Ao lado dos vícios de consentimento e deles muito se aproximando, coloca-se a lesão junto do estado de perigo, que não estavam presentes no Código de 1916, mas é disciplinada pelo Código atual, oriundo do Projeto do Código Civil de 1975, e pelo Código de Defesa do Consumidor.
Serão esses, portanto, os tópicos a serem examinados.
O primeiro vício de consentimento é o erro, com as mesmas conseqüências da ignorância. Trata-se de manifestação de vontade em desacordo com a realidade, quer porque o declarante a desconhece (ignorância), quer porque tem representação errônea dessa realidade (erro).

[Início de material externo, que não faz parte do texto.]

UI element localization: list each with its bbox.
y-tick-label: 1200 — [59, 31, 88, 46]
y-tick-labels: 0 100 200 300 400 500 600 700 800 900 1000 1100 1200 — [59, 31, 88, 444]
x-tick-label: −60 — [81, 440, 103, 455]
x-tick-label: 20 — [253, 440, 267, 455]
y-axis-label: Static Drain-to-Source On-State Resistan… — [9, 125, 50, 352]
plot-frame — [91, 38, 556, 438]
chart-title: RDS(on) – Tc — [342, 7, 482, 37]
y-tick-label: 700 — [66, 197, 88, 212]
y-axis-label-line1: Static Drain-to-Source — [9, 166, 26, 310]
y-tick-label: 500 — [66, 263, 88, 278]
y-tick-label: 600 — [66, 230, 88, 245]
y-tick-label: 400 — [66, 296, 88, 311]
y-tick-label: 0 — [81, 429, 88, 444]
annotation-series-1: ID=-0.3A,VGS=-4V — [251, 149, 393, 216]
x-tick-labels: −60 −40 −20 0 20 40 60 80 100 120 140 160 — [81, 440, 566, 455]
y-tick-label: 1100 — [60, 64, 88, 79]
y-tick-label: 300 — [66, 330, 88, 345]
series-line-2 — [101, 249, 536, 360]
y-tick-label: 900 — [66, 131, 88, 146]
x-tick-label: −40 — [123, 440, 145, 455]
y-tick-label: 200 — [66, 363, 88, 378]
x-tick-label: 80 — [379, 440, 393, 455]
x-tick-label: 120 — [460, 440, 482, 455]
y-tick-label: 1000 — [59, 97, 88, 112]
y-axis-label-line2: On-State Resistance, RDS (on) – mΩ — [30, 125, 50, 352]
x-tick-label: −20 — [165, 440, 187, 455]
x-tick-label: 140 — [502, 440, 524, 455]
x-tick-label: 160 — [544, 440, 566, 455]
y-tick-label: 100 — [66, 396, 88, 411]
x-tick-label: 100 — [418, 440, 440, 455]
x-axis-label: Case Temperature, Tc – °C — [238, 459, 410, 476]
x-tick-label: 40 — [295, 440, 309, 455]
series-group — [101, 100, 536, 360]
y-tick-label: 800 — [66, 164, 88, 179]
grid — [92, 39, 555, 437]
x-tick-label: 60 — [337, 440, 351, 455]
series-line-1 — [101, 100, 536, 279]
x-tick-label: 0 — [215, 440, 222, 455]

Quando esse desacordo com a realidade é provocado maliciosamente por outrem, estamos perante o dolo.
Quando o agente é forçado a praticar um ato por ameaça contra si, ou contra alguém que lhe é caro, o ato é anulável por coação.
Quando o agente paga preço desproporcional ao real valor da coisa, sob certas circunstâncias, estaremos perante hipótese de lesão. O estado de perigo configura-se quando alguém, premido da necessidade de salvar-se, ou a pessoa de sua família, de grave dano conhecido pela outra parte, assume obrigação excessivamente onerosa.
Esses vícios afetam a vontade intrínseca do agente e a manifestação de vontade é viciada. Se não existisse uma dessas determinantes, o declarante teria agido de outro modo ou talvez nem mesmo realizado o negócio.
Nos vícios sociais, a situação é diversa. O intuito é ludibriar terceiros. A vontade, por parte do declarante, é real e verdadeira, mas dirigida para prejuízo de outrem.
Na simulação, há processo de mancomunação do declarante e declaratário com o objetivo de fraudar a lei ou prejudicar terceiros.
Na fraude contra credores, a intenção do declarante é afastar seu patrimônio de seus credores, por meio de atos que possuam aparência de legitimidade.
Como vemos, apesar de tratados sob a mesma epígrafe, os temas apresentam diversidade. Como o legislador deu o efeito de anulabilidade a todos os defeitos, houve por bem tratá-los no mesmo local, uma vez que, por força do art. 147, II, do antigo diploma legal, e art. 171 do atual, todos esses vícios conduzem ao mesmo fim. Reitere-se, contudo, que a simulação no atual Código é vista sob o prisma da nulidade e não mais da anulabilidade.
Para esses aspectos patológicos do ato jurídico, o ponto de partida é o seguinte: todo ato jurídico é manifestação de vontade, a qual constitui seu substrato.
A posição adotada pelo legislador, pela qual o vício de consentimento torna o ato anulável, traz alguns problemas. Como já nos referimos, no caso de erro-obstáculo, isto é, quando não há absolutamente manifestação de vontade, como veremos a seguir, ou no caso de coação absoluta, a vontade praticamente não existe, é mera aparência. Contudo, para fins práticos, o legislador houve por bem tratar, em linha geral, esses atos como simplesmente anuláveis.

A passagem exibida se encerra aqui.